Bisnis.com, PADANG—Pemerintah Provinsi Sumatra Barat diminta melakukan intervensi dan berkontribusi untuk meningkatkan produktivitas pertanian Markisa di daerah setempat, menyusul anjloknya produksi tanaman itu akibat petani mulai enggan melakukan penanaman.
Pengamat Pertanian dari Universitas Andalas Hery Bachrizal Tanjung melihat masih rendahnya perhatian pemerintah daerah untuk pengembangan produk Markisa menjadi penyebab menurunnya produksi.
“Persoalannya apakah pemerintah mau kembangkan atau tidak. Karena peningkatan produksi tanaman itu tergantung dorongan pemerintah,” katanya, Selasa (28/10/2014).
Dia menyebutkan selama ini, Markisa dianggap sebagai salah satu produk hortikultura unggulan Sumbar. Namun, pengembangan produk tanaman itu diserahkan sepenuhnya kepada petani, tanpa ada intervensi pemerintah untuk peningkatan produksi maupun pengembangan pasar.
Dampaknya, harga di tingkat petani tidak pernah naik. Begitu pula dengan pengembangan produk, tidak ada inovasi dan peran pemerintah agar tanaman tersebut memiliki nilai tambah.
Padahal, dengan kontur wilayah Sumbar yang memungkinan dilakukan pengembangan tanaman Markisa, merupakan potensi lokal yang amat besar. Apalagi, tidak semua daerah di Tanah Air cocok ditanami produk itu.
“Mestinya ini potensi daerah, tetapi tidak maksimal karena peran pemerintah lemah. Minimal kalau belum mampu bangun pabrik pengolahan, pasarnya dong dibenahi, sehingga harga yang didapatkan petani juga lebih tinggi,” ujarnya.

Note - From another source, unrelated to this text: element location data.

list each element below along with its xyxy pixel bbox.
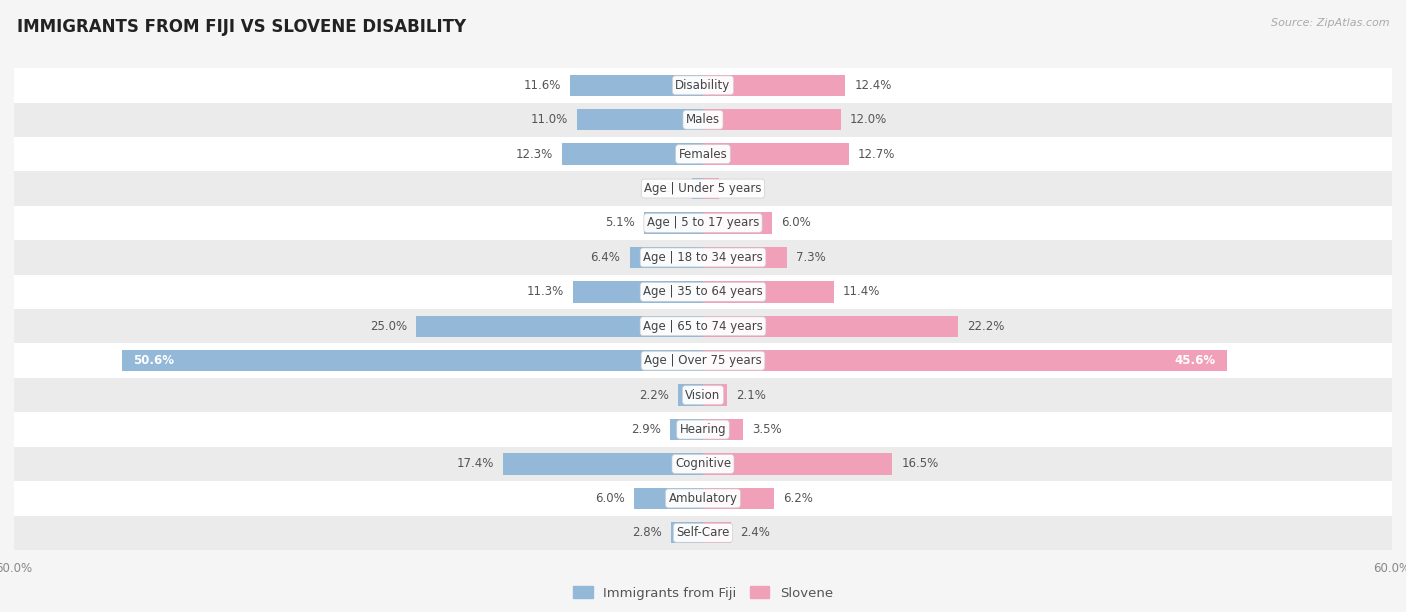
Bar	[14, 447, 1392, 481]
Bar	[630, 247, 703, 268]
Text: Age | 35 to 64 years: Age | 35 to 64 years	[643, 285, 763, 298]
Text: Self-Care: Self-Care	[676, 526, 730, 539]
Bar	[122, 350, 703, 371]
Text: 12.4%: 12.4%	[855, 79, 891, 92]
Text: 11.6%: 11.6%	[523, 79, 561, 92]
Bar	[703, 247, 787, 268]
Bar	[703, 316, 957, 337]
Text: 12.3%: 12.3%	[516, 147, 553, 160]
Bar	[703, 488, 775, 509]
Text: 2.2%: 2.2%	[638, 389, 669, 401]
Text: Hearing: Hearing	[679, 423, 727, 436]
Bar	[669, 419, 703, 440]
Bar	[14, 240, 1392, 275]
Text: 2.4%: 2.4%	[740, 526, 769, 539]
Bar	[703, 453, 893, 475]
Bar	[503, 453, 703, 475]
Text: Ambulatory: Ambulatory	[668, 492, 738, 505]
Bar	[14, 275, 1392, 309]
Text: Vision: Vision	[685, 389, 721, 401]
Bar	[634, 488, 703, 509]
Text: 16.5%: 16.5%	[901, 458, 939, 471]
Text: 6.2%: 6.2%	[783, 492, 813, 505]
Text: 11.3%: 11.3%	[527, 285, 564, 298]
Text: 12.7%: 12.7%	[858, 147, 896, 160]
Bar	[703, 281, 834, 302]
Text: 2.1%: 2.1%	[737, 389, 766, 401]
Text: 0.92%: 0.92%	[645, 182, 683, 195]
Bar	[703, 419, 744, 440]
Bar	[14, 412, 1392, 447]
Bar	[14, 515, 1392, 550]
Bar	[14, 137, 1392, 171]
Text: Cognitive: Cognitive	[675, 458, 731, 471]
Text: 2.9%: 2.9%	[631, 423, 661, 436]
Text: Source: ZipAtlas.com: Source: ZipAtlas.com	[1271, 18, 1389, 28]
Text: 22.2%: 22.2%	[967, 320, 1004, 333]
Bar	[416, 316, 703, 337]
Text: 6.0%: 6.0%	[782, 217, 811, 230]
Text: 1.4%: 1.4%	[728, 182, 758, 195]
Text: 17.4%: 17.4%	[457, 458, 494, 471]
Bar	[703, 143, 849, 165]
Text: 5.1%: 5.1%	[606, 217, 636, 230]
Text: 11.0%: 11.0%	[530, 113, 568, 126]
Text: Disability: Disability	[675, 79, 731, 92]
Bar	[14, 378, 1392, 412]
Bar	[14, 171, 1392, 206]
Text: 2.8%: 2.8%	[631, 526, 662, 539]
Bar	[703, 212, 772, 234]
Text: 50.6%: 50.6%	[134, 354, 174, 367]
Text: IMMIGRANTS FROM FIJI VS SLOVENE DISABILITY: IMMIGRANTS FROM FIJI VS SLOVENE DISABILI…	[17, 18, 465, 36]
Bar	[644, 212, 703, 234]
Bar	[14, 309, 1392, 343]
Bar	[703, 109, 841, 130]
Bar	[703, 350, 1226, 371]
Text: 25.0%: 25.0%	[370, 320, 406, 333]
Bar	[671, 522, 703, 543]
Legend: Immigrants from Fiji, Slovene: Immigrants from Fiji, Slovene	[568, 581, 838, 605]
Bar	[574, 281, 703, 302]
Text: 7.3%: 7.3%	[796, 251, 825, 264]
Text: Age | Under 5 years: Age | Under 5 years	[644, 182, 762, 195]
Bar	[692, 178, 703, 200]
Text: Males: Males	[686, 113, 720, 126]
Bar	[703, 384, 727, 406]
Text: 6.0%: 6.0%	[595, 492, 624, 505]
Bar	[14, 206, 1392, 241]
Bar	[14, 343, 1392, 378]
Bar	[678, 384, 703, 406]
Bar	[14, 68, 1392, 102]
Bar	[703, 178, 718, 200]
Text: Females: Females	[679, 147, 727, 160]
Text: Age | Over 75 years: Age | Over 75 years	[644, 354, 762, 367]
Bar	[703, 522, 731, 543]
Text: 6.4%: 6.4%	[591, 251, 620, 264]
Bar	[14, 481, 1392, 515]
Text: Age | 65 to 74 years: Age | 65 to 74 years	[643, 320, 763, 333]
Text: 3.5%: 3.5%	[752, 423, 782, 436]
Text: Age | 5 to 17 years: Age | 5 to 17 years	[647, 217, 759, 230]
Bar	[14, 102, 1392, 137]
Bar	[562, 143, 703, 165]
Text: 11.4%: 11.4%	[844, 285, 880, 298]
Text: 12.0%: 12.0%	[851, 113, 887, 126]
Bar	[703, 75, 845, 96]
Text: 45.6%: 45.6%	[1174, 354, 1215, 367]
Bar	[569, 75, 703, 96]
Bar	[576, 109, 703, 130]
Text: Age | 18 to 34 years: Age | 18 to 34 years	[643, 251, 763, 264]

Sebelumnya, petani mengeluhkan minimnya perhatian pemerintah daerah terhadap petani tanaman Markisa, sehingga petani beralih menanam tanaman pangan seperti cabai, bawang, dan tomat.
Data Dinas Pertanian Tanaman Pangan dan Hortikultura Sumbar mencatatkan produksi Markisa di daerah tersebut hanya 60.000 ton tahun lalu. Sementara pada 2012, produksi tanaman tersebut mencapai 118.583 ton atau terjadi penurunan hingga 49%.
Untuk tahun ini, Pemprov Sumbar berencana meningkatkan produksi tanaman tersebut mencapai 144.710 ton atau meningkat 141% dari tahun 2013. Kabupaten Solok dan Solok Selatan menjadi dua daerah prioritas untuk pengembangan produk tersebut.